Strategies to Incorporate Mechanics and Manufacturability in Topology Optimization

Speaker: Dr. Josephine Carstensen - Massachusetts Institute of Technology
Date: Nov 17, 2023; Time: 2:30 PM Location: UTEB 175

Abstract: Recent decades have seen rapid development in all manufacturing technologies, including additive manufacturing (AM). This has raised the need for design methods to leverage the new, increasingly complex fabrication possibilities. Topology optimization has the potential to generate new high-performing design solutions since it is a free-form design method that does not require a preconceived notion of the final layout. It uses computational mechanics and optimization tools to generate improved designs. For operating designs to perform as predicted, the used model must capture the material behavior. Additionally, the planned manufacturing process might induce material characteristics and design limitations that should be considered as the design is generated. This talk focuses on identifying and incorporating behavioral and manufacturing aspects within the design process. Different strategies for integration within topology optimization will be discussed. This includes consideration of manufacturing-induced material characteristics, which is illustrated through tailoring design to material extrusion-based AM. In material extrusion, a nozzle moves across a build plate and deposits a material bead on a 2D slice of the design. These processes typically induce some degree of anisotropy through weak(er) bonding between adjacent beads. To improve the manufacturability of large-scale designs, the application of a Mixed Integer Linear Programming formulation is discussed for highly restricted volume scenarios. Finally, a new design framework is introduced in which the interactive participation of the design engineer is enabled to resolve more complex mechanic phenomena.

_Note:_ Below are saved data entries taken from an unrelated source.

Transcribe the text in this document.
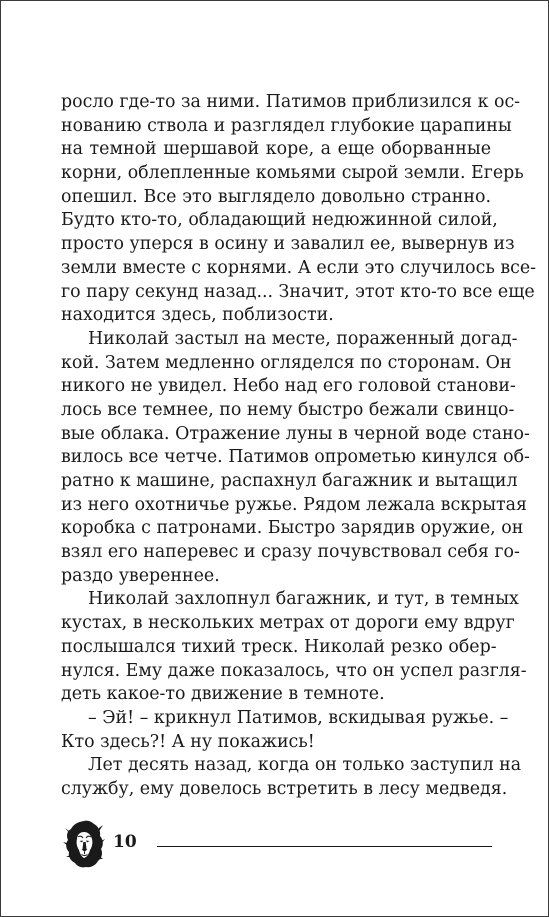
росло где-то за ними. Патимов приблизился к ос-
нованию ствола и разглядел глубокие царапины
на темной шершавой коре, а еще оборванные
корни, облепленные комьями сырой земли. Егерь
опешил. Все это выглядело довольно странно.
Будто кто-то, обладающий недюжинной силой,
просто уперся в осину и завалил ее, вывернув из
земли вместе с корнями. А если это случилось все-
го пару секунд назад... Значит, этот кто-то все еще
находится здесь, поблизости.
Николай застыл на месте, пораженный догад-
кой. Затем медленно огляделся по сторонам. Он
никого не увидел. Небо над его головой станови-
лось все темнее, по нему быстро бежали свинцо-
вые облака. Отражение луны в черной воде стано-
вилось все четче. Патимов опрометью кинулся об-
ратно к машине, распахнул багажник и вытащил
из него охотничье ружье. Рядом лежала вскрытая
коробка с патронами. Быстро зарядив оружие, он
взял его наперевес и сразу почувствовал себя го-
раздо увереннее.
Николай захлопнул багажник, и тут, в темных
кустах, в нескольких метрах от дороги ему вдруг
послышался тихий треск. Николай резко обер-
нулся. Ему даже показалось, что он успел разгля-
деть какое-то движение в темноте.
– Эй! – крикнул Патимов, вскидывая ружье. –
Кто здесь?! А ну покажись!
Лет десять назад, когда он только заступил на
службу, ему довелось встретить в лесу медведя.
10
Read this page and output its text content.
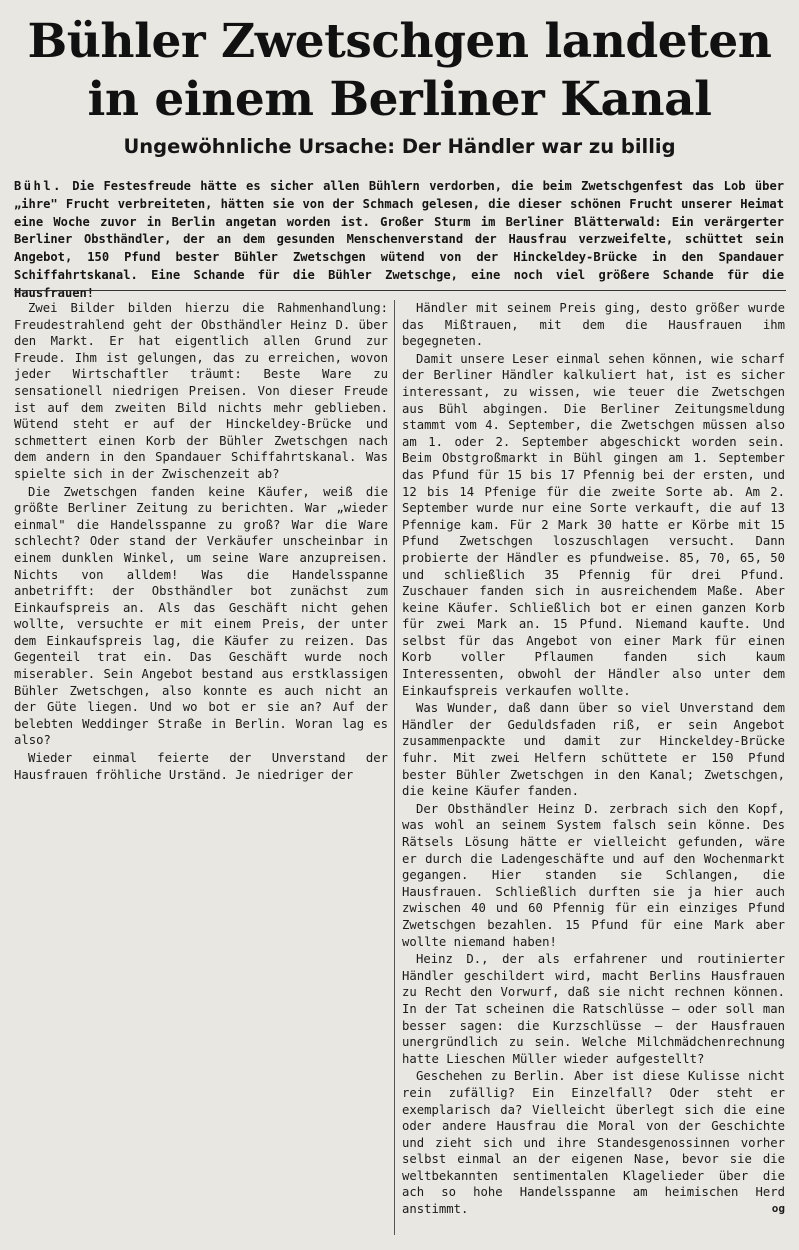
Bühler Zwetschgen landeten
in einem Berliner Kanal
Ungewöhnliche Ursache: Der Händler war zu billig
Bühl. Die Festesfreude hätte es sicher allen Bühlern verdorben, die beim Zwetschgenfest das Lob über „ihre" Frucht verbreiteten, hätten sie von der Schmach gelesen, die dieser schönen Frucht unserer Heimat eine Woche zuvor in Berlin angetan worden ist. Großer Sturm im Berliner Blätterwald: Ein verärgerter Berliner Obsthändler, der an dem gesunden Menschenverstand der Hausfrau verzweifelte, schüttet sein Angebot, 150 Pfund bester Bühler Zwetschgen wütend von der Hinckeldey-Brücke in den Spandauer Schiffahrtskanal. Eine Schande für die Bühler Zwetschge, eine noch viel größere Schande für die Hausfrauen!

Zwei Bilder bilden hierzu die Rahmenhandlung: Freudestrahlend geht der Obsthändler Heinz D. über den Markt. Er hat eigentlich allen Grund zur Freude. Ihm ist gelungen, das zu erreichen, wovon jeder Wirtschaftler träumt: Beste Ware zu sensationell niedrigen Preisen. Von dieser Freude ist auf dem zweiten Bild nichts mehr geblieben. Wütend steht er auf der Hinckeldey-Brücke und schmettert einen Korb der Bühler Zwetschgen nach dem andern in den Spandauer Schiffahrtskanal. Was spielte sich in der Zwischenzeit ab?

Die Zwetschgen fanden keine Käufer, weiß die größte Berliner Zeitung zu berichten. War „wieder einmal" die Handelsspanne zu groß? War die Ware schlecht? Oder stand der Verkäufer unscheinbar in einem dunklen Winkel, um seine Ware anzupreisen. Nichts von alldem! Was die Handelsspanne anbetrifft: der Obsthändler bot zunächst zum Einkaufspreis an. Als das Geschäft nicht gehen wollte, versuchte er mit einem Preis, der unter dem Einkaufspreis lag, die Käufer zu reizen. Das Gegenteil trat ein. Das Geschäft wurde noch miserabler. Sein Angebot bestand aus erstklassigen Bühler Zwetschgen, also konnte es auch nicht an der Güte liegen. Und wo bot er sie an? Auf der belebten Weddinger Straße in Berlin. Woran lag es also?

Wieder einmal feierte der Unverstand der Hausfrauen fröhliche Urständ. Je niedriger der

Händler mit seinem Preis ging, desto größer wurde das Mißtrauen, mit dem die Hausfrauen ihm begegneten.

Damit unsere Leser einmal sehen können, wie scharf der Berliner Händler kalkuliert hat, ist es sicher interessant, zu wissen, wie teuer die Zwetschgen aus Bühl abgingen. Die Berliner Zeitungsmeldung stammt vom 4. September, die Zwetschgen müssen also am 1. oder 2. September abgeschickt worden sein. Beim Obstgroßmarkt in Bühl gingen am 1. September das Pfund für 15 bis 17 Pfennig bei der ersten, und 12 bis 14 Pfenige für die zweite Sorte ab. Am 2. September wurde nur eine Sorte verkauft, die auf 13 Pfennige kam. Für 2 Mark 30 hatte er Körbe mit 15 Pfund Zwetschgen loszuschlagen versucht. Dann probierte der Händler es pfundweise. 85, 70, 65, 50 und schließlich 35 Pfennig für drei Pfund. Zuschauer fanden sich in ausreichendem Maße. Aber keine Käufer. Schließlich bot er einen ganzen Korb für zwei Mark an. 15 Pfund. Niemand kaufte. Und selbst für das Angebot von einer Mark für einen Korb voller Pflaumen fanden sich kaum Interessenten, obwohl der Händler also unter dem Einkaufspreis verkaufen wollte.

Was Wunder, daß dann über so viel Unverstand dem Händler der Geduldsfaden riß, er sein Angebot zusammenpackte und damit zur Hinckeldey-Brücke fuhr. Mit zwei Helfern schüttete er 150 Pfund bester Bühler Zwetschgen in den Kanal; Zwetschgen, die keine Käufer fanden.

Der Obsthändler Heinz D. zerbrach sich den Kopf, was wohl an seinem System falsch sein könne. Des Rätsels Lösung hätte er vielleicht gefunden, wäre er durch die Ladengeschäfte und auf den Wochenmarkt gegangen. Hier standen sie Schlangen, die Hausfrauen. Schließlich durften sie ja hier auch zwischen 40 und 60 Pfennig für ein einziges Pfund Zwetschgen bezahlen. 15 Pfund für eine Mark aber wollte niemand haben!

Heinz D., der als erfahrener und routinierter Händler geschildert wird, macht Berlins Hausfrauen zu Recht den Vorwurf, daß sie nicht rechnen können. In der Tat scheinen die Ratschlüsse — oder soll man besser sagen: die Kurzschlüsse — der Hausfrauen unergründlich zu sein. Welche Milchmädchenrechnung hatte Lieschen Müller wieder aufgestellt?

Geschehen zu Berlin. Aber ist diese Kulisse nicht rein zufällig? Ein Einzelfall? Oder steht er exemplarisch da? Vielleicht überlegt sich die eine oder andere Hausfrau die Moral von der Geschichte und zieht sich und ihre Standesgenossinnen vorher selbst einmal an der eigenen Nase, bevor sie die weltbekannten sentimentalen Klagelieder über die ach so hohe Handelsspanne am heimischen Herd anstimmt.	og
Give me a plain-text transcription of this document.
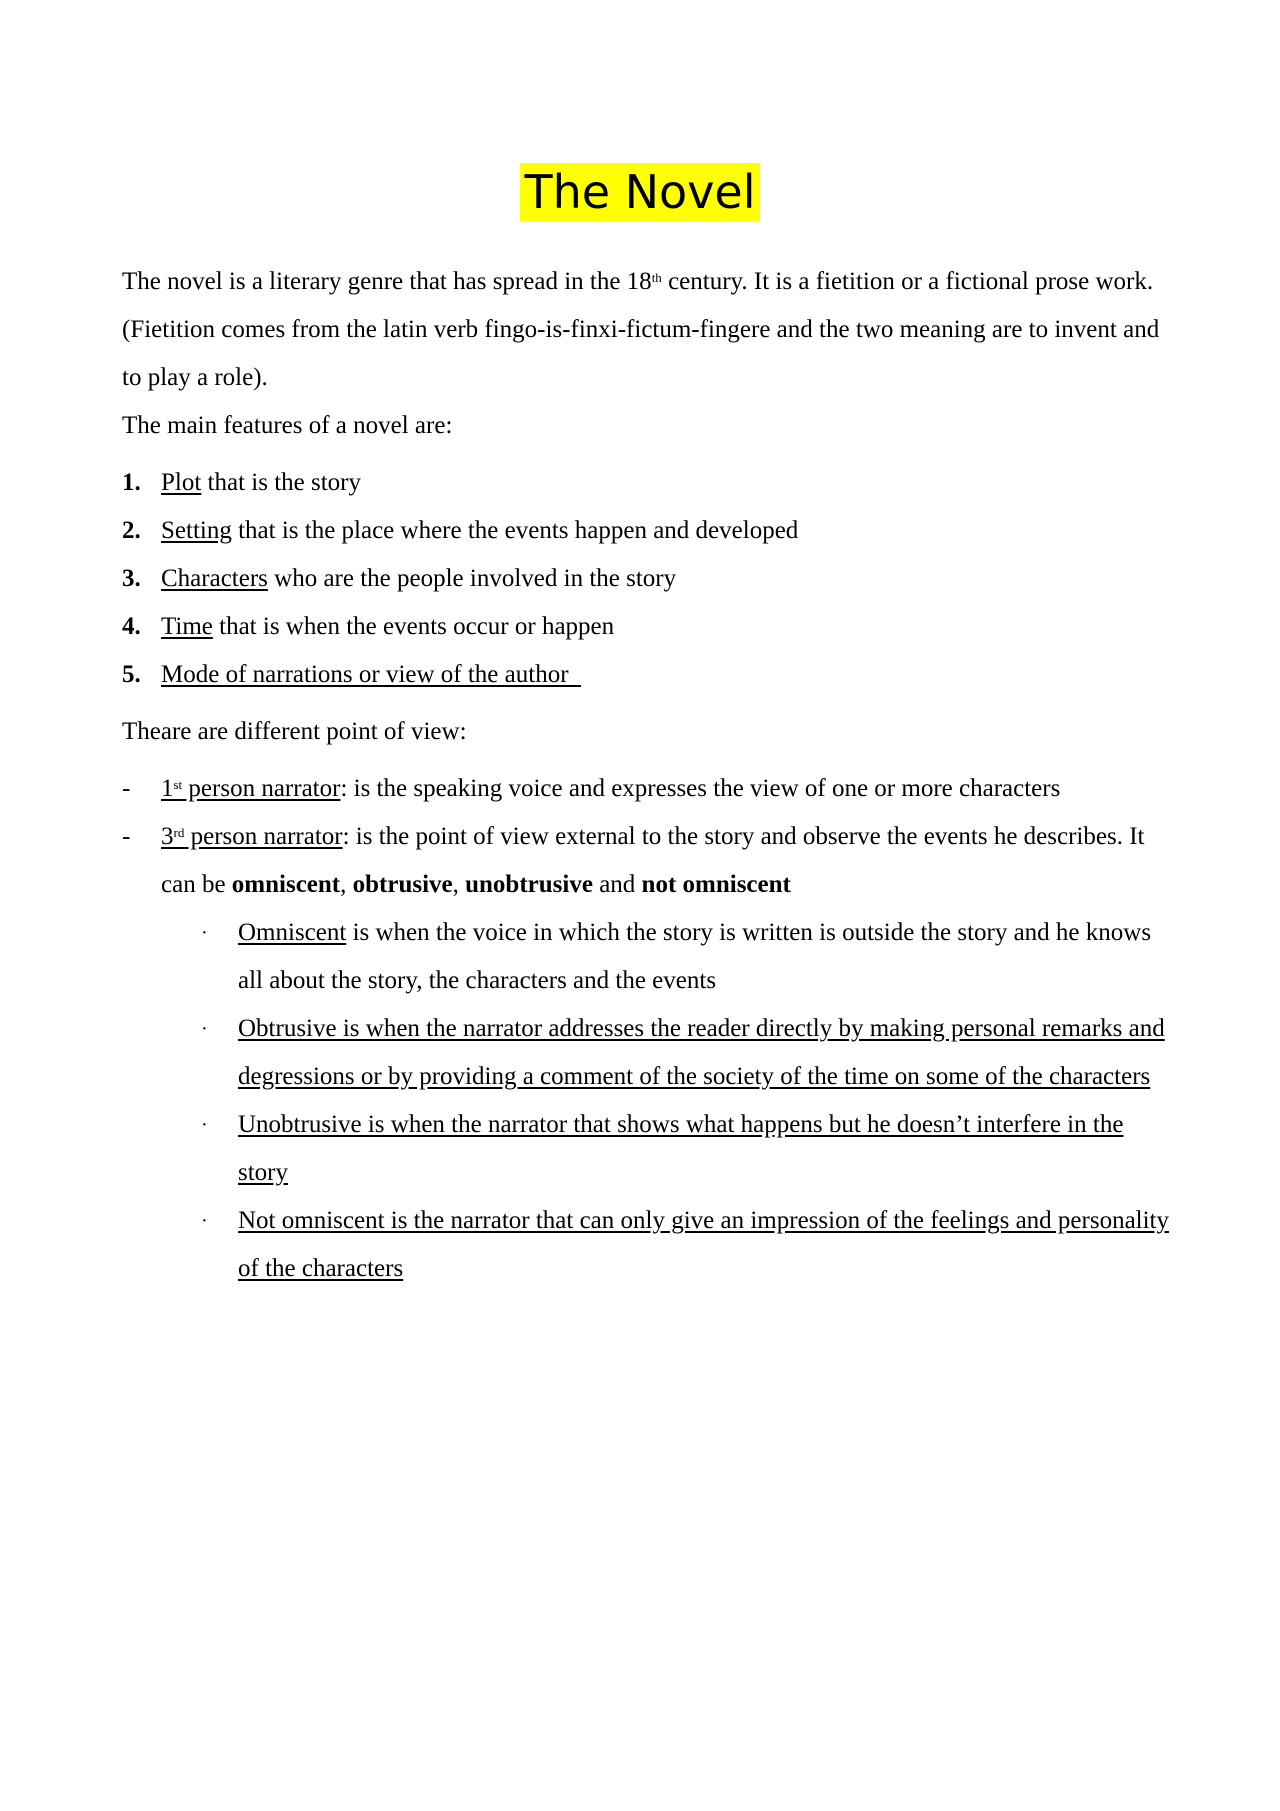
The Novel

The novel is a literary genre that has spread in the 18th century. It is a fietition or a fictional prose work. (Fietition comes from the latin verb fingo-is-finxi-fictum-fingere and the two meaning are to invent and to play a role).

The main features of a novel are:

1. Plot that is the story
2. Setting that is the place where the events happen and developed
3. Characters who are the people involved in the story
4. Time that is when the events occur or happen
5. Mode of narrations or view of the author

Theare are different point of view:

- 1st person narrator: is the speaking voice and expresses the view of one or more characters
- 3rd person narrator: is the point of view external to the story and observe the events he describes. It can be omniscent, obtrusive, unobtrusive and not omniscent
· Omniscent is when the voice in which the story is written is outside the story and he knows all about the story, the characters and the events
· Obtrusive is when the narrator addresses the reader directly by making personal remarks and degressions or by providing a comment of the society of the time on some of the characters
· Unobtrusive is when the narrator that shows what happens but he doesn’t interfere in the story
· Not omniscent is the narrator that can only give an impression of the feelings and personality of the characters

Biographical Sketch: Josephine Carstensen is the Gilbert W. Winslow Career Development (Assistant) Professor in the Department of Civil and Environment Engineering (CEE) at MIT. She leads the Carstensen Group, conducting research that revolves around the engineering question of “how we design the structures of the future?” Her work spans from the development of computational design frameworks for various structural types and design scenarios to experimental investigations that are used to inform necessary algorithmic considerations.

Dr. Carstensen has received awards for both research and teaching, including the National Science Foundation CAREER award and CEE Maseeh Award for Excellence in Teaching. She joined the MIT CEE faculty in 2019 after two years as a lecturer at MIT, jointly appointed in CEE and Architecture.  She received her PhD from Johns Hopkins University in 2017 and holds a B.Sc. and a M.Sc. from the Technical University of Denmark.